How Reddit Took Over Wall Street

Can’t Stop Won’t Stop GameStop 🚀🚀🚀

Nadim Kawwa
DataDrivenInvestor

--

Photo by John Baker on Unsplash

On January 28th 2021, the price of GameStop Corp. ($GME) shares shot up to an all time high of $483, an approximate 100 fold increase compared to its listing price a year ago. As news outlets scrambled to obtain an explanation, a subreddit called r/WallStreetBets (WSB) was singled out as the driving force behind the surge.

If you go on WSB, you will mostly see a whole lot of rocket emojis (🚀🚀 🚀 🚀 🚀), diamond hands(💠 🙌), paper hands (🧻 🙌), “Apes together strong 🦍” , talk of “tendies” 🐔, and “Still holding” with screenshots of portfolios deep in the red. If the slang on WSB seems confusing, Reuters has got you covered. To understand how Reddit itself works, refer to CNBC’s explanation.

In this article, my objective is to dissect WSB using data science. Particularly, I aim to show the trends among the swarm of loosely-coordinated, individual retail investors who short squeezed GME. I will do this by first, demonstrating how to collect the data. Next, I will present plots that offer snapshots into WSB. Finally, I will use NLP to measure emotional engagement on the subreddit.

Setting up Parameters

On July 27th 2020, youtuber Roaring Kitty (AKA u/DeepFuckingValue) posted his thesis on why he’s bullish on GME. This is a good starting point to begin collecting data from WSB as this is when the community probably became first aware of GME.

There are two kinds of content on Reddit: comments and submissions. A submission is an original post created by a user, whereas a comment is extracted from the thread of comments under that submission.

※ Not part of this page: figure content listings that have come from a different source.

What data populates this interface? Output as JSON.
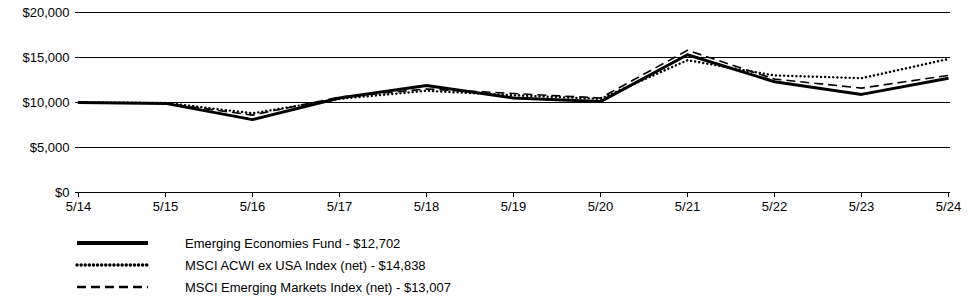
{
  "chart_data": {
    "type": "line",
    "x": [
      "5/14",
      "5/15",
      "5/16",
      "5/17",
      "5/18",
      "5/19",
      "5/20",
      "5/21",
      "5/22",
      "5/23",
      "5/24"
    ],
    "ylim": [
      0,
      20000
    ],
    "yticks": [
      {
        "value": 0,
        "label": "$0"
      },
      {
        "value": 5000,
        "label": "$5,000"
      },
      {
        "value": 10000,
        "label": "$10,000"
      },
      {
        "value": 15000,
        "label": "$15,000"
      },
      {
        "value": 20000,
        "label": "$20,000"
      }
    ],
    "grid": true,
    "legend": "bottom-left",
    "series": [
      {
        "name": "Emerging Economies Fund - $12,702",
        "color": "#000000",
        "line_style": "solid",
        "values": [
          10000,
          9900,
          8100,
          10500,
          11900,
          10500,
          10100,
          15300,
          12300,
          10900,
          12702
        ]
      },
      {
        "name": "MSCI ACWI ex USA Index (net) - $14,838",
        "color": "#000000",
        "line_style": "dotted",
        "values": [
          10000,
          9950,
          8800,
          10400,
          11300,
          10800,
          10400,
          14700,
          13000,
          12700,
          14838
        ]
      },
      {
        "name": "MSCI Emerging Markets Index (net) - $13,007",
        "color": "#000000",
        "line_style": "dashed",
        "values": [
          10000,
          9900,
          8600,
          10600,
          11500,
          11000,
          10500,
          15800,
          12600,
          11600,
          13007
        ]
      }
    ]
  }
}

For each day starting July 1st 2020 until February 2021, I collected the top 100 submissions and top 100 comments in WSB in 8 hour intervals. This can be done via pushshift or more simply via PMAW.

Creating a URL to capture that data is made easy thanks to pushshift. The python function below creates a URL that tells pushshift to collect the top 1000 posts in a time frame.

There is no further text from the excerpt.